Chunky YKK zippers, waxed 210D nylon, and sturdy stitching add up to a sturdy but not-too-heavy bag. 

You can wear it like a backpack if that’s your thing.

Even though it looks like a traditional soft sided suitcase, a secret panel hides a pair of shoulder straps and a waist belt to help distribute the weight across your midsection. That way if you need to climb a lot of steps or carry other luggage, you can put it on your back and keep your hands free. 

It can augment your roller. 

And if you already have a roller you love, this Mission Rover has a handle pass through so you can use it to supplement your core luggage. 
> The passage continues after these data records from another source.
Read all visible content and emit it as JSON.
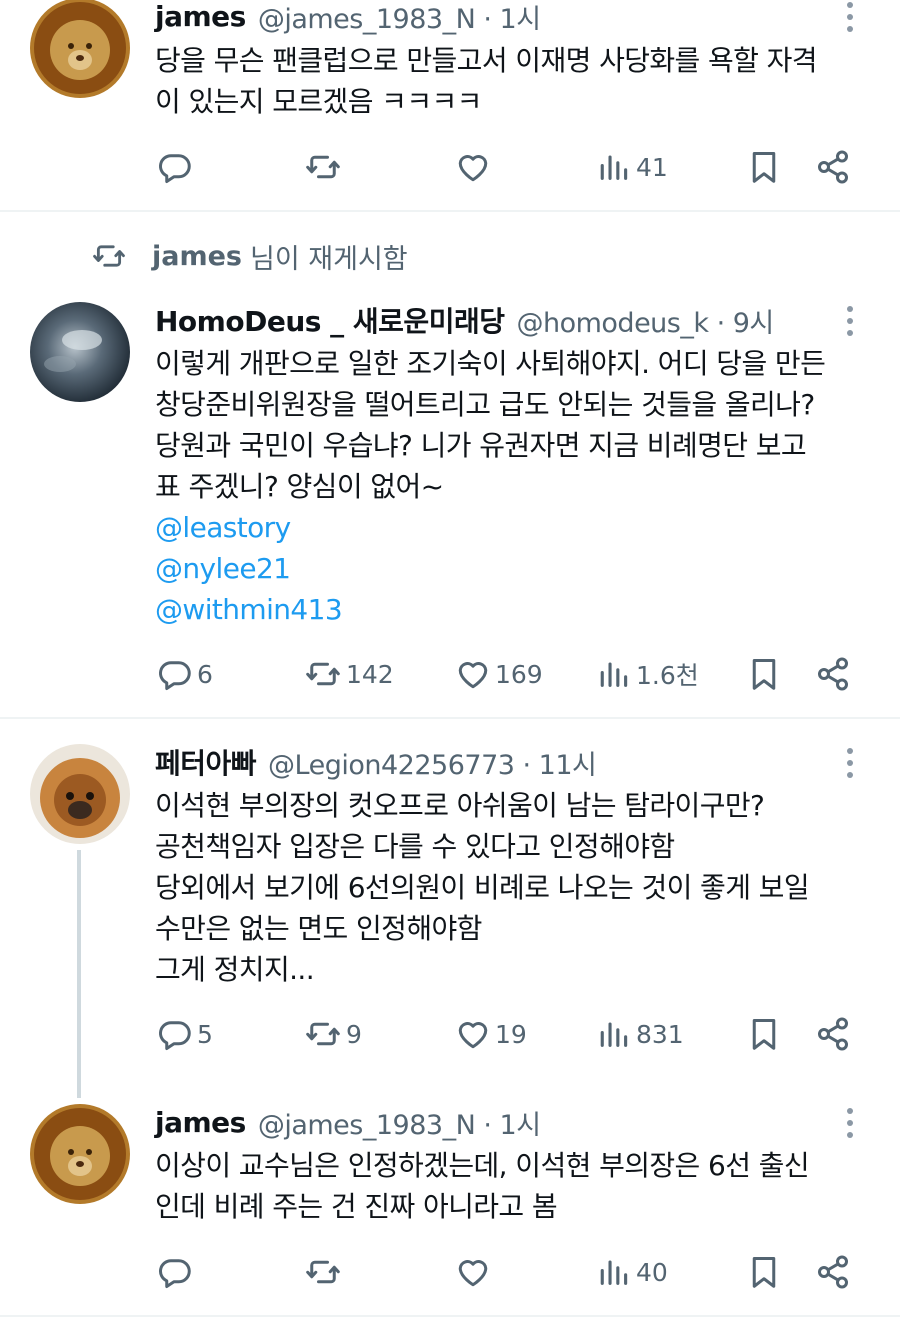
{
  "posts": [
    {
      "name": "james",
      "handle": "@james_1983_N · 1시",
      "lines": [
        "당을 무슨 팬클럽으로 만들고서 이재명 사당화를 욕할 자격",
        "이 있는지 모르겠음 ㅋㅋㅋㅋ"
      ],
      "mentions": [],
      "stats": {
        "replies": "",
        "reposts": "",
        "likes": "",
        "views": "41"
      }
    },
    {
      "name": "HomoDeus _ 새로운미래당",
      "handle": "@homodeus_k · 9시",
      "lines": [
        "이렇게 개판으로 일한 조기숙이 사퇴해야지. 어디 당을 만든",
        "창당준비위원장을 떨어트리고 급도 안되는 것들을 올리나?",
        "당원과 국민이 우습냐? 니가 유권자면 지금 비례명단 보고",
        "표 주겠니? 양심이 없어~"
      ],
      "mentions": [
        "@leastory",
        "@nylee21",
        "@withmin413"
      ],
      "stats": {
        "replies": "6",
        "reposts": "142",
        "likes": "169",
        "views": "1.6천"
      }
    },
    {
      "name": "페터아빠",
      "handle": "@Legion42256773 · 11시",
      "lines": [
        "이석현 부의장의 컷오프로 아쉬움이 남는 탐라이구만?",
        "공천책임자 입장은 다를 수 있다고 인정해야함",
        "당외에서 보기에 6선의원이 비례로 나오는 것이 좋게 보일",
        "수만은 없는 면도 인정해야함",
        "그게 정치지..."
      ],
      "mentions": [],
      "stats": {
        "replies": "5",
        "reposts": "9",
        "likes": "19",
        "views": "831"
      }
    },
    {
      "name": "james",
      "handle": "@james_1983_N · 1시",
      "lines": [
        "이상이 교수님은 인정하겠는데, 이석현 부의장은 6선 출신",
        "인데 비례 주는 건 진짜 아니라고 봄"
      ],
      "mentions": [],
      "stats": {
        "replies": "",
        "reposts": "",
        "likes": "",
        "views": "40"
      }
    }
  ],
  "repost_note": {
    "name": "james",
    "text": "님이 재게시함"
  },
  "colors": {
    "mention": "#1d9bf0",
    "secondary": "#536471",
    "divider": "#eff3f4"
  },
  "icons": [
    "reply-icon",
    "repost-icon",
    "like-icon",
    "views-icon",
    "bookmark-icon",
    "share-icon",
    "more-icon"
  ]
}
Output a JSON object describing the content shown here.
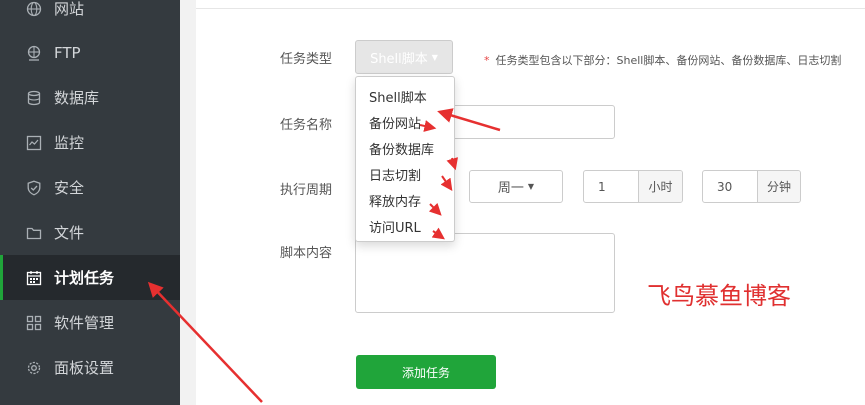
{
  "sidebar": {
    "items": [
      {
        "label": "网站",
        "icon": "globe-icon"
      },
      {
        "label": "FTP",
        "icon": "ftp-globe-icon"
      },
      {
        "label": "数据库",
        "icon": "database-icon"
      },
      {
        "label": "监控",
        "icon": "monitor-icon"
      },
      {
        "label": "安全",
        "icon": "shield-icon"
      },
      {
        "label": "文件",
        "icon": "folder-icon"
      },
      {
        "label": "计划任务",
        "icon": "calendar-icon",
        "active": true
      },
      {
        "label": "软件管理",
        "icon": "grid-icon"
      },
      {
        "label": "面板设置",
        "icon": "gear-icon"
      }
    ]
  },
  "form": {
    "task_type_label": "任务类型",
    "task_type_value": "Shell脚本",
    "task_type_hint_star": "*",
    "task_type_hint": "任务类型包含以下部分：Shell脚本、备份网站、备份数据库、日志切割",
    "task_name_label": "任务名称",
    "task_name_value": "",
    "period_label": "执行周期",
    "period_week": "周一",
    "period_hour_value": "1",
    "period_hour_unit": "小时",
    "period_minute_value": "30",
    "period_minute_unit": "分钟",
    "script_label": "脚本内容",
    "script_value": "",
    "submit_label": "添加任务"
  },
  "dropdown": {
    "options": [
      "Shell脚本",
      "备份网站",
      "备份数据库",
      "日志切割",
      "释放内存",
      "访问URL"
    ]
  },
  "watermark": "飞鸟慕鱼博客",
  "colors": {
    "sidebar_bg": "#343a3f",
    "accent_green": "#20a53a",
    "annotation_red": "#e63030"
  }
}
It has handles on every side.

Loading in and out of overhead bins and trunks is a breeze because a grip point is always oriented toward you. 

It has a unique timeless look.

It looks nothing like 90% of the other bags in the bin (or baggage carousel if you, heaven forbid, need to check it). In the wood waxed colorway it has a slightly Indiana Jones vibe. 

Mystery Ranch Mission Rover

Mission Rover backpack on front steps

Thomas J. Story

The excellent bag is available in 30, 45, and 60 liter sizes but I’ve found the 45 liter to be the ideal size as it large enough for a real trip but small enough to fit carryon requirements. The black and shadow colors are cool but I find the wood waxed color way to be the handsomest.